Deep Regrets

Gameplay Overview
Deep Regrets is a darkly funny, atmospheric horror-fishing game where players cast their lines into three escalating depths of an increasingly unsettling ocean. The core loop demands a careful balancing act: do you play it safe as a sane, upstanding sailor, or do you surrender yourself to the lucrative pull of absolute madness?
Each round begins with a roll of your player dice. If you stay out at sea, you can expend full dice to descend deeper into the fathoms, or allocate your values to reel in the fish lurking in the waters. A brilliant design element lets you see the shadows on the backs of the face-down fish cards—tipping you off to whether a catch is small, middling, or large, which directly correlates to the dice total required to capture it.
When you land a mutated, horrifying "Foul" fish or encounter certain aquatic events, you must take a Regret card. While tracking up the madness scale seems dangerous, it is actually a highly powerful strategic engine: the madder you get, the more dice you add to your pool and the more cash your monstrous Foul fish sell for at port (though your clean, "Fair" fish simultaneously plummet in value). Back at port, you can sell your catch, mount trophies onto point-multiplying plaques, or purchase supplies, rods, and reels to build out a custom player engine. However, if the game's finite pool of Regrets runs dry, players must start stealing Regret cards directly from each other—and if you finish the game as the most maniacal player at the table, you stand to lose one of your prized mounted catches during final scoring.
Published
2025
Status
owned
Players
1 - 5 Players
Review
We had an absolutely fantastic time playing this together, and Madeline completely demolished Ollie in our very first round!
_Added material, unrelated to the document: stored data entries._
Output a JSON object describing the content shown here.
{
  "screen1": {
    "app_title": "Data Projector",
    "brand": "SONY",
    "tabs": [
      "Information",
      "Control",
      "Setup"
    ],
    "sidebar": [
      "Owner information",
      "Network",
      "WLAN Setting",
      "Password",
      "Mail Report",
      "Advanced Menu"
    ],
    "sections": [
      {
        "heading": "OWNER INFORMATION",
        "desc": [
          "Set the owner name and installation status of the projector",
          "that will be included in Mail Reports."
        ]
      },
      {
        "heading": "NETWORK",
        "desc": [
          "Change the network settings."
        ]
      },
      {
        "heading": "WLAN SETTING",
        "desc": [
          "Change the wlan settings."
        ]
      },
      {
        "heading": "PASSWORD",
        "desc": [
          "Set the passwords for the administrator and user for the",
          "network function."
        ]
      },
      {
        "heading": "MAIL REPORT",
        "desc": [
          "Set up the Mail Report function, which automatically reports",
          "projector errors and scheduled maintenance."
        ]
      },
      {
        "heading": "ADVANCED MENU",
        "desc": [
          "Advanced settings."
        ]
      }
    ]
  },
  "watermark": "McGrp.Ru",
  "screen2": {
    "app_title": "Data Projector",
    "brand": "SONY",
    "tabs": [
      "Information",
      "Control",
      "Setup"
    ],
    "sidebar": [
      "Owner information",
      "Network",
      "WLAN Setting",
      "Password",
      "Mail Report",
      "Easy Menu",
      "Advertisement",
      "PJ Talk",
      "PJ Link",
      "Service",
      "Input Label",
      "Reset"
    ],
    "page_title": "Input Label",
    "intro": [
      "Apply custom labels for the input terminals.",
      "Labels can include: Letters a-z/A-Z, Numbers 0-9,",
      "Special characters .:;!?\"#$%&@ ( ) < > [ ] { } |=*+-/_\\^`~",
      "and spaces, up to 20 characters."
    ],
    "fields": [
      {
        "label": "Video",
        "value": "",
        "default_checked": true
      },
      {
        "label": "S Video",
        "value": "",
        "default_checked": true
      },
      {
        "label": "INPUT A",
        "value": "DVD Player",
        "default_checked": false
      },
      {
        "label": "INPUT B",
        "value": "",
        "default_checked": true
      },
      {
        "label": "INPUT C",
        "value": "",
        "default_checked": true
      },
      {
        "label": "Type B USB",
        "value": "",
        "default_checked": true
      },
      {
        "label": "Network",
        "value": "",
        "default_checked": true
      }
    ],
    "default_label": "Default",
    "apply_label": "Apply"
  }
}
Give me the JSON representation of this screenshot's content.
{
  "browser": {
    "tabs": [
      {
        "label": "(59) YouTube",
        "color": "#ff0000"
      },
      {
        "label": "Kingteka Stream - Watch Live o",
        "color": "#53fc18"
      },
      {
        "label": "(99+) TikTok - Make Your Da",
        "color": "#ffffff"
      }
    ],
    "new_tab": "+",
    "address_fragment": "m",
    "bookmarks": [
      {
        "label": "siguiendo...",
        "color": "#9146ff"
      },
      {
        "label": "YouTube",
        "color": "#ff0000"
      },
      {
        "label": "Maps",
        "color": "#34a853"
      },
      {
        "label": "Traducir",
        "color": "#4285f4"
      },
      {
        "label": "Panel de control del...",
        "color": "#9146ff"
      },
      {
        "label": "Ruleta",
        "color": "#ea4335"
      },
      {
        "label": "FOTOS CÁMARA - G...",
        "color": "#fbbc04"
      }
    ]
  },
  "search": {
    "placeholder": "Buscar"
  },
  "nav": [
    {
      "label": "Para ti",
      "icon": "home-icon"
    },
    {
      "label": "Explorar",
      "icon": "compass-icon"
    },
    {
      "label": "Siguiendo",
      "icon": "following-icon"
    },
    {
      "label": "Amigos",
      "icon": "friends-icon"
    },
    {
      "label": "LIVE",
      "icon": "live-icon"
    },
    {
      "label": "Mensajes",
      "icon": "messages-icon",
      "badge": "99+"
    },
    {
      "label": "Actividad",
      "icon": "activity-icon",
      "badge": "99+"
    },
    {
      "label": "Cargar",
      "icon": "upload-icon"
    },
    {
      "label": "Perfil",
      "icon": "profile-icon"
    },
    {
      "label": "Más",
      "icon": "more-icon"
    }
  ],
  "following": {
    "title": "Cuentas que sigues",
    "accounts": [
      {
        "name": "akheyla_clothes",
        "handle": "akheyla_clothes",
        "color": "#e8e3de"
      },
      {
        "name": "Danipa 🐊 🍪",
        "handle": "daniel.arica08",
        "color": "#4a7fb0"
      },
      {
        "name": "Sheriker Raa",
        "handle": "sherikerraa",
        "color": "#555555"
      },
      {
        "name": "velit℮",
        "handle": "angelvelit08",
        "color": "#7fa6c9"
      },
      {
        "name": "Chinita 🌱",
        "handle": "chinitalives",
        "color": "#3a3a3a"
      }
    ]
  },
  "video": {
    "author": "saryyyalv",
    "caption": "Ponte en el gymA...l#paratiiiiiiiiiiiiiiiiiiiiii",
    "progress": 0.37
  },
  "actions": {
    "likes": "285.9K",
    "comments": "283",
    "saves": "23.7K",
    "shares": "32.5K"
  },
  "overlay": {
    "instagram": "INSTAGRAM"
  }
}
Her winning strategy was a glorious descent into chaos: she decided at a certain point to go completely crazy, hoarding Regret cards without a single care in the world, which allowed her monstrous Foul fish to pile up and supercharged her gameplay until she was incredibly powerful. She completely took the victory because Ollie simply wasn't keeping close enough track of how dangerous she was becoming by going mad.
Our onboarding experience did hit a few bumps. When we first opened the box, we found that the game was actually harder to understand while reading the instructions than it was to physically play it. The rulebook is so deeply wrapped up in its atmospheric lore that we experienced a bit of a knowledge gap—we understood what actions we could legally take, but for the first couple of rounds, we struggled to grasp why we would want to choose certain directions. We ended up having to pull up a YouTube video to watch a playthrough to get our bearings, though once we got moving, the game's internal logic took over and everything clicked.
We also noticed a few subtle mechanical balancing quirks specific to playing at a two-player count. Because the endgame penalty at higher player counts forces the maddest player to forfeit their absolute best prize fish, scaling it down at two players to losing your least valuable mounted fish made going fully insane feel a bit too safe and consequence-free. In a two-player setup, the burden of managing the tug-of-war over the central regret cards falls entirely on your single opponent to police, whereas a 3 or 4-player count would naturally have more contenders balancing that mechanic out. However, we are really curious to see how this evens out in future plays now that Ollie knows not to let Madeline run away with the madness tracker!
Ultimately, the strengths of Deep Regrets completely outshine those minor structural speed bumps. The amount of information hidden in the card shadows is a beautifully clever design choice that makes risk management feel calculated rather than random, and the game exhibits an incredible level of logical cohesion—the mechanics genuinely belong to the theme rather than feeling like a generic system that was just skinned with a horror motif. It’s a wonderfully rich, silly, yet highly strategic experience.
Try this if you like...
Embracing thematic, cartoonishly spooky aesthetics
The artwork by Judson Cowan boasts a stunning, highly saturated macabre cartoon style packed with gorgeous details and hilarious lore.
Calculated risk over blind luck
You enjoy push-your-luck mechanics that give you agency. The clear card shadows and known depth probabilities ensure your gambles feel like smart, calculated choices rather than wild shots in the dark.
Managing madness as a resource
You get a kick out of unconventional RPG-style loops where letting your character go completely unhinged directly fuels your mechanical power.
High-quality, immersive components
Features an exceptional table presence, highlighted by unique custom dice shaped like old wooden buoys and double-sided sailor boards (Fair vs. Foul).
A rich, narrative-driven table experience
Perfect for a gaming group that loves to inject personality and storytelling into their sessions, laughing together as their captains slowly unravel at sea.